Gravado entre maio e junho de 1991, "Os Grãos" foi lançado em outubro de 1991 e foi mal recebido por público e crítica. À época, pouca gente entendeu essa mudança brusca de direção. A revista Bizz, a bíblia do rock brasileiro dos anos 1980 e 1990, disse que o álbum colocava uma pedra na tumba do rock nacional feito nos anos 1980. Para muitos, esses homens de 30 anos eram frutos de um passado glorioso não muito distante, mas pronto para ser esquecido.

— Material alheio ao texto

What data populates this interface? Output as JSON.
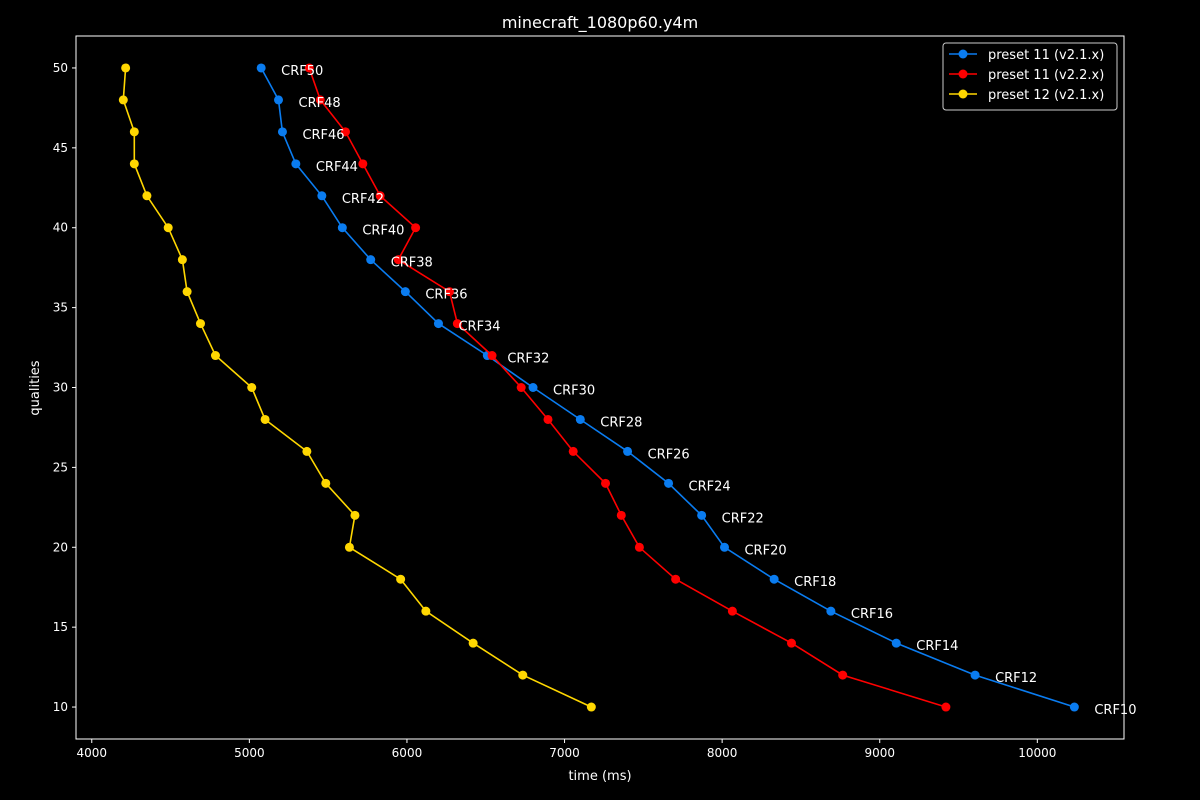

Por muito tempo, o sexto disco de estúdio do grupo foi considerado uma espécie de patinho feio da discografia. Com outras influências, o trabalho não tinha nada de Paralamas. O grupo, amargurado com as críticas, ainda demoraria para reaver as rédeas do sucesso na terra natal. O que é no mínimo curioso, já a base do sucesso do grupo nos anos 1990 foi construída justamente no injustiçado "Os Grãos", hoje consagrado como um dos álbuns mais subestimados deles.

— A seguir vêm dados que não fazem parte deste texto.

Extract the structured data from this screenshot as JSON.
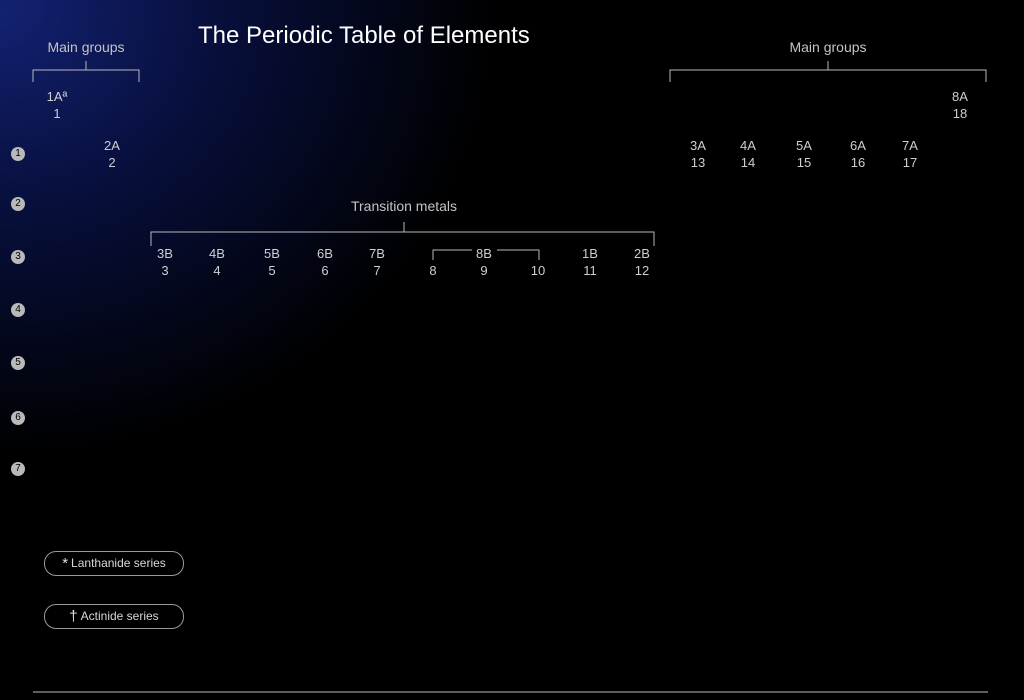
{
  "title": "The Periodic Table of Elements",
  "headers": {
    "main_groups_left": "Main groups",
    "main_groups_right": "Main groups",
    "transition_metals": "Transition metals"
  },
  "groups": [
    {
      "letter": "1Aª",
      "number": "1"
    },
    {
      "letter": "2A",
      "number": "2"
    },
    {
      "letter": "3B",
      "number": "3"
    },
    {
      "letter": "4B",
      "number": "4"
    },
    {
      "letter": "5B",
      "number": "5"
    },
    {
      "letter": "6B",
      "number": "6"
    },
    {
      "letter": "7B",
      "number": "7"
    },
    {
      "letter": "",
      "number": "8"
    },
    {
      "letter": "8B",
      "number": "9"
    },
    {
      "letter": "",
      "number": "10"
    },
    {
      "letter": "1B",
      "number": "11"
    },
    {
      "letter": "2B",
      "number": "12"
    },
    {
      "letter": "3A",
      "number": "13"
    },
    {
      "letter": "4A",
      "number": "14"
    },
    {
      "letter": "5A",
      "number": "15"
    },
    {
      "letter": "6A",
      "number": "16"
    },
    {
      "letter": "7A",
      "number": "17"
    },
    {
      "letter": "8A",
      "number": "18"
    }
  ],
  "periods": [
    "1",
    "2",
    "3",
    "4",
    "5",
    "6",
    "7"
  ],
  "series": {
    "lanthanide": {
      "symbol": "*",
      "label": "Lanthanide series"
    },
    "actinide": {
      "symbol": "†",
      "label": "Actinide series"
    }
  }
}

Estou no Twitter e no Instagram. Ouça o podcast, compre livros na Amazon e fortaleça o trabalho do blog!


Resenha de "Os Grãos"

O trabalho começa com "Tribunal de Bar", composta após um incidente entre público e banda que resultou em Herbert mostrando a bunda -- um cancelamento, nos termos atuais --, então causa espanto vê-la aqui. Mas tem seu charme e funciona bem, assim como a solar "Sábado", uma das primeiras sobre a relação com Lucy, futura esposa d cantor. É uma abertura de álbum diferente, como é possível ouvir.

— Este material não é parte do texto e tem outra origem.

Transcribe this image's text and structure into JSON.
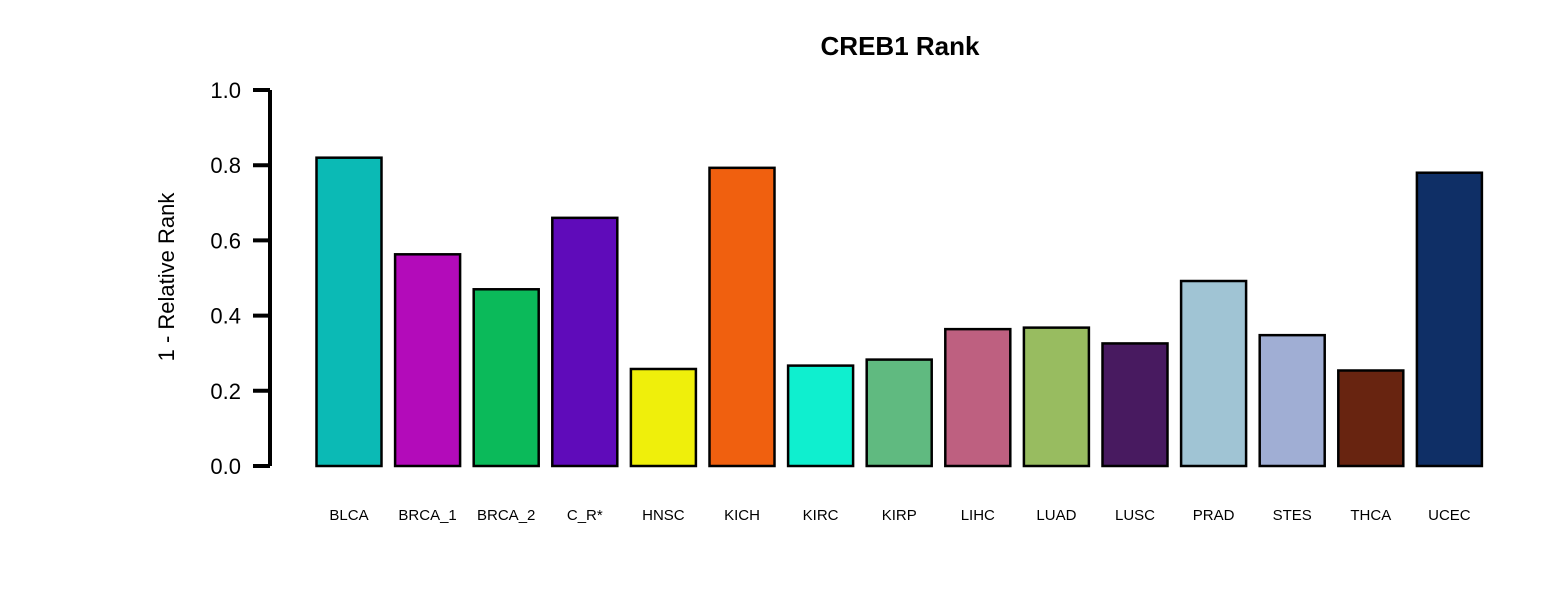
{
  "chart_data": {
    "type": "bar",
    "title": "CREB1 Rank",
    "xlabel": "",
    "ylabel": "1 - Relative Rank",
    "ylim": [
      0,
      1
    ],
    "yticks": [
      "0.0",
      "0.2",
      "0.4",
      "0.6",
      "0.8",
      "1.0"
    ],
    "grid": false,
    "legend": "none",
    "categories": [
      "BLCA",
      "BRCA_1",
      "BRCA_2",
      "C_R*",
      "HNSC",
      "KICH",
      "KIRC",
      "KIRP",
      "LIHC",
      "LUAD",
      "LUSC",
      "PRAD",
      "STES",
      "THCA",
      "UCEC"
    ],
    "values": [
      0.82,
      0.563,
      0.47,
      0.66,
      0.258,
      0.793,
      0.267,
      0.283,
      0.364,
      0.368,
      0.326,
      0.492,
      0.348,
      0.254,
      0.78
    ],
    "colors": [
      "#0BBAB5",
      "#B30BBA",
      "#0BBA5A",
      "#5F0BBA",
      "#EFEF0B",
      "#F0600F",
      "#0FEFCF",
      "#60BA80",
      "#BE6080",
      "#98BC60",
      "#481A60",
      "#A0C4D4",
      "#A0AED4",
      "#682410",
      "#0F2F66"
    ]
  }
}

Uma das canções mais famosas da discografia está aqui. Terceira faixa do trabalho, "Tendo A Lua" soa muito como alguns dos sucessos futuros do grupo -- a letra poética com o arranjo leve. Ela mostra esse início de maturidade musical dos Paralamas, algo fundamental para aguentar as pancadas vindouras.

A bateria eletrônica dá o tom da faixa-título, também sobre maturidade. É uma das canções mais controversas do álbum por não parecer em nada com o trabalho de antes. É um reggae eletrônico nada óbvio. Pode soar estranho? Pode, mas dá para se acostumar. O retorno ao passado acontece na animada "Carro Velho" e o lado A encerra com "Vai Valer" e o bonito arranjo de cordas.

Outro sucesso duradouro do álbum é "Trac Trac (Track Track)", versão da canção de sucesso de Fito Paez. Diferente da original, mais sombria e melancólica, a do Paralamas é mais alegre e mais potente em todos os aspectos, ajudado pelo bonito vocal de apoio da sempre competente Fernanda Abreu. E quem diria que o blues dos Rolling Stones apareceria na melancólica "O Rouxinol e A Rosa"? Pois apareceu.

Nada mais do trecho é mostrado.